Time Warner Cable Chief Executive Officer Glenn Britt said his company — the nation’s second-largest cable company — may drop low-rated networks when their contracts run out, Bloomberg reports.
The move would be an effort to counter increasing prices for pay-television content.
Speaking at a conference today in New York hosted by UBS AG, Britt cautioned content providers that distribution on TWC systems “is not a birthright,” the piece reports.
Said Britt: “If you have a network that is getting hash-mark ratings and no real sign it’s going to get any better, we’re going to have a different kind of conversation than we might have had five, six or 10 years ago.”
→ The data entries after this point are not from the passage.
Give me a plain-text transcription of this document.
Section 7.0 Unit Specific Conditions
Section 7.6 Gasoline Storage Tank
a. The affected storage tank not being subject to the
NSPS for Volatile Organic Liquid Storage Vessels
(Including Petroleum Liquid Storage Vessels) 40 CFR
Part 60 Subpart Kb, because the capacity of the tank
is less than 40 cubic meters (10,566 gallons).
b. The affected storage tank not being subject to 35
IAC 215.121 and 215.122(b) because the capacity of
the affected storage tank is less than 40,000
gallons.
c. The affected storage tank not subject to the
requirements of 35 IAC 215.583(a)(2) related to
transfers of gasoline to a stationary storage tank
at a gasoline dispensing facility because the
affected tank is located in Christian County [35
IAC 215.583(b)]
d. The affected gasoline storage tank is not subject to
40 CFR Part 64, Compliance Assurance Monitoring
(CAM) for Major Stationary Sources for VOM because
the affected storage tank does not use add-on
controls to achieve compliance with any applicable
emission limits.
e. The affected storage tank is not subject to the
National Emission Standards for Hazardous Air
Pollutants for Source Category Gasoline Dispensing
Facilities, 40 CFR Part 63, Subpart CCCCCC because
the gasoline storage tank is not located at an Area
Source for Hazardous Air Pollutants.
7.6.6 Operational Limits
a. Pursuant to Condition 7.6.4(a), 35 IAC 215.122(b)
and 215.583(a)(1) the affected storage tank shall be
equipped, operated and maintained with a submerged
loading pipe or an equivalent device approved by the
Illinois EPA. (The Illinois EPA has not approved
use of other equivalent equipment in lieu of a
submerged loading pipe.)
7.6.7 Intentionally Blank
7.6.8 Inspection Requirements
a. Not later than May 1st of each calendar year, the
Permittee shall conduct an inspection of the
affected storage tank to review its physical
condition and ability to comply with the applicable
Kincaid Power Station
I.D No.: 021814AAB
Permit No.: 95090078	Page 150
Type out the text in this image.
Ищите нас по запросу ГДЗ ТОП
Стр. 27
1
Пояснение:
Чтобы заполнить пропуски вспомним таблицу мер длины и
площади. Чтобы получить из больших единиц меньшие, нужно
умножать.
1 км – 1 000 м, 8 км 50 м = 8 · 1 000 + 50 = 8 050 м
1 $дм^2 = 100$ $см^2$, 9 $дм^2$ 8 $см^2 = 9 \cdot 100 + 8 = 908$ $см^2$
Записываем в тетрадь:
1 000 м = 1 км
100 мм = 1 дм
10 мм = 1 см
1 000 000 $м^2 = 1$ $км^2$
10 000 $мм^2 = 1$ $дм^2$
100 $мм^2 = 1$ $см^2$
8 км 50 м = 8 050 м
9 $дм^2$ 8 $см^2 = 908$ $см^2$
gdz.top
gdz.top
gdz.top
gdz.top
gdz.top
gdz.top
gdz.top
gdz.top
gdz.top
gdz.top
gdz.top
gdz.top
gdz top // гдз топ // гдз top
The piece adds: “Time Warner Cable’s programming costs since 2008 have increased about 30 percent, leading to a 15 percent increase in cable-TV prices, Britt said. The trends are unsustainable as prices rise too quickly for many people to afford, he said.”
However, scrapping low-rated channels won’t necessarily be a simple matter.
“Dropping low-rated networks can be a tricky decision because their owners often bundle them with higher-rated channels, forcing U.S. cable companies to pay for all of them or lose access to networks they would otherwise want to keep,” the story reports. “Britt declined to say how New York-based Time Warner Cable would deal with the dilemma of potentially losing popular channels.”